Provide a new set of evidence and indicators regarding spatial and epistemic (in)justice by fill an existing gap which, in turn, is impeding European institutions to better understand how urban co-production processes dedicated to spatial and epistemic justice can mitigate inequalities and positively impact on political participation, democratic quality and stability in cities.

Measure  the embeddedness of inequalities and democratic backsliding within  current urban environments by looking at the following two areas:

01 — Environmental inequalities in cities: the first type of evidence we  want to gather, communicate and operationalise relates to the unequal  environmental impact of the climate crisis on urban contexts. This  requires the collection of new data concerning issues such as access to  water and sanitation, heat inequality, energy precarity and flood-risk  as well as concerning the nature and quality of participatory governance  at a urban scale ;

02 — The impact of urban regeneration: we refer here to socio-economic  inequalities in the context of policy-induced regeneration (with  quantitative data on evictions, resettlements, homelessness).
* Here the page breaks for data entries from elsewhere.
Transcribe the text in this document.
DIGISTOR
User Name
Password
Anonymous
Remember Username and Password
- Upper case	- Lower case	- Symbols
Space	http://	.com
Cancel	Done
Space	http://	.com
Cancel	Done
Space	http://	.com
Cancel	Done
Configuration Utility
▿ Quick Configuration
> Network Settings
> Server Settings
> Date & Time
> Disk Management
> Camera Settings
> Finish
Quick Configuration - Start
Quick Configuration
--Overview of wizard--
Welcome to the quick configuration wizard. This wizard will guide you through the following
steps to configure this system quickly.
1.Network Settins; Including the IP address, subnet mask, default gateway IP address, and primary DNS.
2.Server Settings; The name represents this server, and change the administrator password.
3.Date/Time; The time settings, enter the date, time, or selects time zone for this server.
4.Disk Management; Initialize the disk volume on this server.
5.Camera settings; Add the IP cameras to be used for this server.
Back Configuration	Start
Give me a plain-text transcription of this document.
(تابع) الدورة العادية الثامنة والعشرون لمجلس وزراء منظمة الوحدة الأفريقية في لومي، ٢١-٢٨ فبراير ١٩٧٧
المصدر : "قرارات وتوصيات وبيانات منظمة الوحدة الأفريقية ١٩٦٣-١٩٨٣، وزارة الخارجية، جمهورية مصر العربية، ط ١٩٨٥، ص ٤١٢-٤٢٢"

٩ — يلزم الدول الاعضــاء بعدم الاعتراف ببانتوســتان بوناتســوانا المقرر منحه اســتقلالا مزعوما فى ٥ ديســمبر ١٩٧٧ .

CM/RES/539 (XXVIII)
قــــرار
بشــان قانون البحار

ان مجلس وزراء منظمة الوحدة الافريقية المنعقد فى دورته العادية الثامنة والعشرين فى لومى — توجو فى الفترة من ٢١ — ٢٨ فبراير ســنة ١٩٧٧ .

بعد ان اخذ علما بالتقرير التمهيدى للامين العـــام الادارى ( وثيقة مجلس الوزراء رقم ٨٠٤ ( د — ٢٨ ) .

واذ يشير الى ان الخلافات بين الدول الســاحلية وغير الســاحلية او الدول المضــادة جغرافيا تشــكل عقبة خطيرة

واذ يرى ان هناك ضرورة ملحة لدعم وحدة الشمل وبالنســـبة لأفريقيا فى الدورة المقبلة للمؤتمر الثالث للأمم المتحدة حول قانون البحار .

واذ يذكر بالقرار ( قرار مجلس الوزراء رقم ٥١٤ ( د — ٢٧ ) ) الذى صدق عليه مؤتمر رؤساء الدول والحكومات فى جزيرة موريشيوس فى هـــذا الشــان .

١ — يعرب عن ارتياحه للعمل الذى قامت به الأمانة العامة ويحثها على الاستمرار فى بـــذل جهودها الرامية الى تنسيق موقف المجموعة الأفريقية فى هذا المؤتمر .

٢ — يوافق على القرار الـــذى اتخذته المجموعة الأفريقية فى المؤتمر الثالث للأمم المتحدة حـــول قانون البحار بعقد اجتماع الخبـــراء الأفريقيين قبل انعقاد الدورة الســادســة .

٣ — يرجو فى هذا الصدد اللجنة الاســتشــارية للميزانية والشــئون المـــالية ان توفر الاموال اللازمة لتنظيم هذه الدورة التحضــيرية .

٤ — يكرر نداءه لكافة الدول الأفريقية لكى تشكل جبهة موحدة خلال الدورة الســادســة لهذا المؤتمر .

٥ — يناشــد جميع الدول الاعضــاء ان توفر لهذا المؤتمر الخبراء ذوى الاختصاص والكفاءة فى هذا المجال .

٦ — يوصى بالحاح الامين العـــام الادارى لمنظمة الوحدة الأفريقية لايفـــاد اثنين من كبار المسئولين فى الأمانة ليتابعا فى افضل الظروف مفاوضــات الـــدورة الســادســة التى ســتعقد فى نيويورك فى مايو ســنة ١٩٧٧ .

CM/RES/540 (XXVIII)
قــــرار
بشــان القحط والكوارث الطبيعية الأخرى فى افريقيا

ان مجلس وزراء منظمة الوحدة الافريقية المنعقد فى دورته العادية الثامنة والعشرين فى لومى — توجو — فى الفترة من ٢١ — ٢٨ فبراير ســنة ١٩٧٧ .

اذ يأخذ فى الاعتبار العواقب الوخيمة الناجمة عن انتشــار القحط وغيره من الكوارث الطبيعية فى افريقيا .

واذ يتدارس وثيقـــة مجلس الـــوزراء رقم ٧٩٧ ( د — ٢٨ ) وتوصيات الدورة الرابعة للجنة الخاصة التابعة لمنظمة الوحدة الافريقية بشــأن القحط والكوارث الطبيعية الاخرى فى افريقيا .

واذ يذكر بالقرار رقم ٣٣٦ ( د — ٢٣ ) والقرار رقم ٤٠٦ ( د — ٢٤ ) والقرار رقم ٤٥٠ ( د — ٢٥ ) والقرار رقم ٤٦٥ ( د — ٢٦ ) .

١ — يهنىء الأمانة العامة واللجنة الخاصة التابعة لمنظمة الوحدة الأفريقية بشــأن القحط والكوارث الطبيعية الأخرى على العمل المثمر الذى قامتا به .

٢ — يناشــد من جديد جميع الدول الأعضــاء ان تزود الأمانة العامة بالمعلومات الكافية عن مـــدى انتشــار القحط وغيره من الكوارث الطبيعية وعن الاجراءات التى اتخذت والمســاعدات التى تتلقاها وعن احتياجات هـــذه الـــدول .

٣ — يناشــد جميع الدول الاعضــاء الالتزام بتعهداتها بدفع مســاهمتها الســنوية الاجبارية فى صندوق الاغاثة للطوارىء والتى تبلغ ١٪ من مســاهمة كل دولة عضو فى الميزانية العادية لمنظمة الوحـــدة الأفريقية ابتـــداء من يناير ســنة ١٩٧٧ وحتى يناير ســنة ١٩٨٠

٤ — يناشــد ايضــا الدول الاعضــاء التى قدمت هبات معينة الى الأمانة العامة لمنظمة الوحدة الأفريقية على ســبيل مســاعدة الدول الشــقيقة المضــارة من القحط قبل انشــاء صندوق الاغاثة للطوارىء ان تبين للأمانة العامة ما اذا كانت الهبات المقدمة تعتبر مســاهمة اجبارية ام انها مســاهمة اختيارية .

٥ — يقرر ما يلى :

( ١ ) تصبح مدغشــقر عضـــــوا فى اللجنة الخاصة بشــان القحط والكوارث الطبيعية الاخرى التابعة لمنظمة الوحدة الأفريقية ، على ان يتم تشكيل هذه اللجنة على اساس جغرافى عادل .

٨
This  relates to the idea that risks carried out by urban policies and  projects should also be unpacked as housing and planning inequalities.
Establish  the impact of urban knowledge co-production on the increased democratic  participation in low-income urban areas, including by youth and elderly  populations, women, immigrants and refugees.

Provide  data about the quality of processes and practices that produce urban  environments in which the principles of democracy, equity and diversity  are critical and in which the social, environmental and spatial  dimensions are interconnected (Fainstein, 2009). This will be carried  out in a selected number of segregated places and regeneration projects.